Find the range of values of $f(x)=\cos\sqrt{x+1}-\cos\sqrt{x}$

I have tried to find the mix and max of the function but failed. Any ideas?

Answer 1

To do an analytic check of the range, and possibly other properties, note you can combine the $2 \cos$ terms into a multiple of one $\sin$ term using several identities from List of trigonometric identities.
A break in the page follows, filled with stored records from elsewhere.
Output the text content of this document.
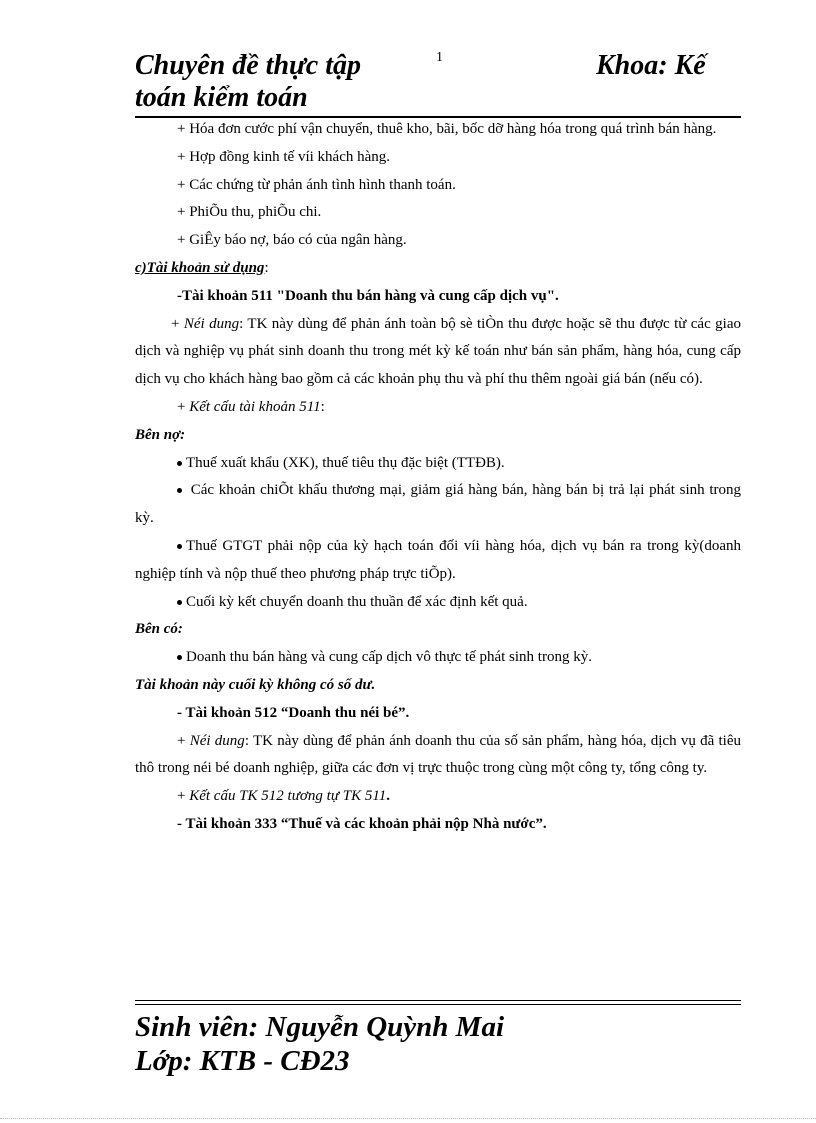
1
Chuyên đề thực tập
toán kiểm toán
Khoa: Kế

+ Hóa đơn cước phí vận chuyển, thuê kho, bãi, bốc dỡ hàng hóa trong quá trình bán hàng.

+ Hợp đồng kinh tế víi khách hàng.

+ Các chứng từ phản ánh tình hình thanh toán.

+ PhiÕu thu, phiÕu chi.

+ GiÊy báo nợ, báo có của ngân hàng.

c)Tài khoản sử dụng:

-Tài khoản 511 "Doanh thu bán hàng và cung cấp dịch vụ".

+ Néi dung: TK này dùng để phản ánh toàn bộ sè tiÒn thu được hoặc sẽ thu được từ các giao dịch và nghiệp vụ phát sinh doanh thu trong mét kỳ kế toán như bán sản phẩm, hàng hóa, cung cấp dịch vụ cho khách hàng bao gồm cả các khoản phụ thu và phí thu thêm ngoài giá bán (nếu có).

+ Kết cấu tài khoản 511:

Bên nợ:

Thuế xuất khẩu (XK), thuế tiêu thụ đặc biệt (TTĐB).

Các khoản chiÕt khấu thương mại, giảm giá hàng bán, hàng bán bị trả lại phát sinh trong kỳ.

Thuế GTGT phải nộp của kỳ hạch toán đối víi hàng hóa, dịch vụ bán ra trong kỳ(doanh nghiệp tính và nộp thuế theo phương pháp trực tiÕp).

Cuối kỳ kết chuyển doanh thu thuần để xác định kết quả.

Bên có:

Doanh thu bán hàng và cung cấp dịch vô thực tế phát sinh trong kỳ.

Tài khoản này cuối kỳ không có số dư.

- Tài khoản 512 “Doanh thu néi bé”.

+ Néi dung: TK này dùng để phản ánh doanh thu của số sản phẩm, hàng hóa, dịch vụ đã tiêu thô trong néi bé doanh nghiệp, giữa các đơn vị trực thuộc trong cùng một công ty, tổng công ty.

+ Kết cấu TK 512 tương tự TK 511.

- Tài khoản 333 “Thuế và các khoản phải nộp Nhà nước”.

Sinh viên: Nguyễn Quỳnh Mai
Lớp: KTB - CĐ23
First, note that $\cos(\theta) = \sin(\frac{\pi}{2} - \theta)$, so you get

$$f(x) = \cos\sqrt{x+1}-\cos\sqrt{x} = \sin\left(\frac{\pi}{2} - \sqrt{x+1}\right) - \sin\left(\frac{\pi}{2} - \sqrt{x}\right) \tag{1}\label{eq1}$$

Next, you can use the Arbitrary phase shift formula for a linear sum of $2$ $\sin$ values which gives

$$a\sin y+b\sin(y+\theta )=c\sin(y+\varphi ) \tag{2}\label{eq2}$$

where

$$c={\sqrt {a^{2}+b^{2}+2ab\cos \theta }} \tag{3}\label{eq3}$$

and

$$\varphi =\operatorname {atan2} \left(b\,\sin \theta ,a+b\cos \theta \right) \tag{4}\label{eq4}$$

where $\operatorname {atan2}$ is the principal arc-tangent angle in $(-\pi,\pi]$ (more details are at atan2)). For the case of \eqref{eq1}, you have $a = 1$, $b = -1$, $y = \frac{\pi}{2} - \sqrt{x+1}$ and $\theta = \sqrt{x+1} - \sqrt{x}$. As such, \eqref{eq3} gives

$$c = \sqrt{2 - 2\cos\left(\sqrt{x+1} - \sqrt{x}\right)} \tag{5}\label{eq5}$$

Since $\sqrt{x+1} - \sqrt{x}$ is a strictly decreasing function, from $1$ towards $0$, for $x \ge 0$ and $\cos$ is also a decreasing function in $(0,1]$, this means that at $x = 0$ you have $c = \sqrt{2 - 2\cos(1)}$ is it's maximum and, since $\cos(0) = 1$, its infimum is $0$ since $c \to 0$ as $x \to \infty$.

You can do similar appropriate checks for the range of $\varphi$ values in \eqref{eq4} and then determine, overall, the range of possible values for \eqref{eq1}.